The image processing, analysis and prediction pipeline that Biros and his team used has two main steps: a supervised machine learning step where the computer creates a probability map for the target classes ("whole tumor," "edema," "tumor core"); and a second step where they combine these probabilities with a biophysical model that represents how tumors grow in mathematical terms, which imposes limits on the analyses and helps find correlations.
TACC computing resources enabled Biros' team to use large-scale nearest neighbor classifiers (a machine learning method). For every voxel, or three-dimensional pixel, in a MR brain image, the system tries to find all the similar voxels in the brains it has already seen to determine if the area represents a tumor or a non-tumor.

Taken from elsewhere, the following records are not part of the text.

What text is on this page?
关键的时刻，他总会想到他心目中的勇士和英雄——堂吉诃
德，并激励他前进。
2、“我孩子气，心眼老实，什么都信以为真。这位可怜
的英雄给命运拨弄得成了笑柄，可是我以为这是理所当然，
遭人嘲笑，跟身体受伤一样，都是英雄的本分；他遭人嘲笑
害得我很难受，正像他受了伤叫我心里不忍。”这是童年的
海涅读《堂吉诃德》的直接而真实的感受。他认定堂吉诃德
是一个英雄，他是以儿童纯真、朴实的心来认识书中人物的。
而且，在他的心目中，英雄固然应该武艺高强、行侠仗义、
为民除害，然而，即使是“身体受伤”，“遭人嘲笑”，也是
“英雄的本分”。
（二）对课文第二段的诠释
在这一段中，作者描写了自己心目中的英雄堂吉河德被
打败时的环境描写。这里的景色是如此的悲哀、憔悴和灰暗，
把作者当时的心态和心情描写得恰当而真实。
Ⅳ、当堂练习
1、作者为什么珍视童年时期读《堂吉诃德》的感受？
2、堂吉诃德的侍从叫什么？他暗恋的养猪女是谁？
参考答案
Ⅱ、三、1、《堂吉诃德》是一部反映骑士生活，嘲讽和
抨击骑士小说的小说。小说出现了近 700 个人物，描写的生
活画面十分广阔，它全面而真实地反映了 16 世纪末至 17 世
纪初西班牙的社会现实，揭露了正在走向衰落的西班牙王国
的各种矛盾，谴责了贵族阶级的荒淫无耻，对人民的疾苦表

With 1.5 million voxels per brain and 300 brains to assess, that means the computer must look at half billion voxels for every new voxel of the 140 unknown brains that it analyzes, deciding for each whether the voxel represents a tumor or healthy tissue.
"We used fast algorithms and approximations to make this possible, but we still needed supercomputers," Biros said.
Each of the several steps in the analysis pipeline used separate TACC computing systems. The nearest neighbor machine learning classification component simultaneously used 60 nodes (each consisting of 68 processors) on Stampede2, TACC's latest supercomputer and one of the most powerful systems in the world. (Biros was among the first researchers to gain access to the Stampede2 supercomputer in the spring and was able to test and tune his algorithm for the new processors there.) They used Lonestar 5 to run the biophysical models and Maverick to combine the segmentations.
Most teams had to limit the amount of training data they used or apply more simplified classifier algorithms on the whole training set, but priority access to TACC's ecosystem of supercomputers meant Biros' team could explore more complex methods.
"George came to us before the BRaTS Challenge and asked if they could get priority access to Stampede2, Lonestar5, and Maverick to ensure that their jobs got through in time to complete the challenge," said Bill Barth, TACC's Director of High Performance Computing. "We decided that just increasing their priority probably wouldn't cut it, so we decided to give them a reservation on each system to cover their needs for the 48 hours of the challenge."
As it turned out, Biros and his team were able to run their analysis pipeline on 140 brains in less than 4 hours and correctly characterized the testing data with nearly 90 percent accuracy, with is comparable to human radiologists.
Their method is fully automatic, Biros said, and needed only a small number of initial algorithmic parameters to assess the image data and classify tumors without any hands-on effort.
Integrating diverse research
The team's scalable, biophysics-based image analysis system was the culmination of 10 years of research into a variety of computational problems, according to Biros.
"In our group and our collaborators' groups, we have multiple research threads on image analysis, scalable machine learning and numerical algorithms," he explained. "But this was the first time we put everything together for an application to make our method work for a really challenging problem. It's not easy, but it's very fulfilling."
The BRaTS competition thus represents a turning point in his research, Biros said.
"We have all the tools and basic ideas, now we polish it and see how we can improve it."
The image segmentation classifier is set to be deployed at the University of Pennsylvania by the end of the year in partnership with his collaborator, Christos Davatzikos, director of the Center for Biomedical Image Computing and Analytics and a professor of Radiology there. It won't be a substitute for radiologists and surgeons, but it will improve the reproducibility of assessments and potentially speed up diagnoses.
The methods that the team developed go beyond brain tumor identification. They are applicable to many problems in medicine as well as in physics, including semiconductor design and plasma dynamics.
Said Biros: "Having access to TACC supercomputers makes our life infinitely easier, makes us more productive and is a real advantage."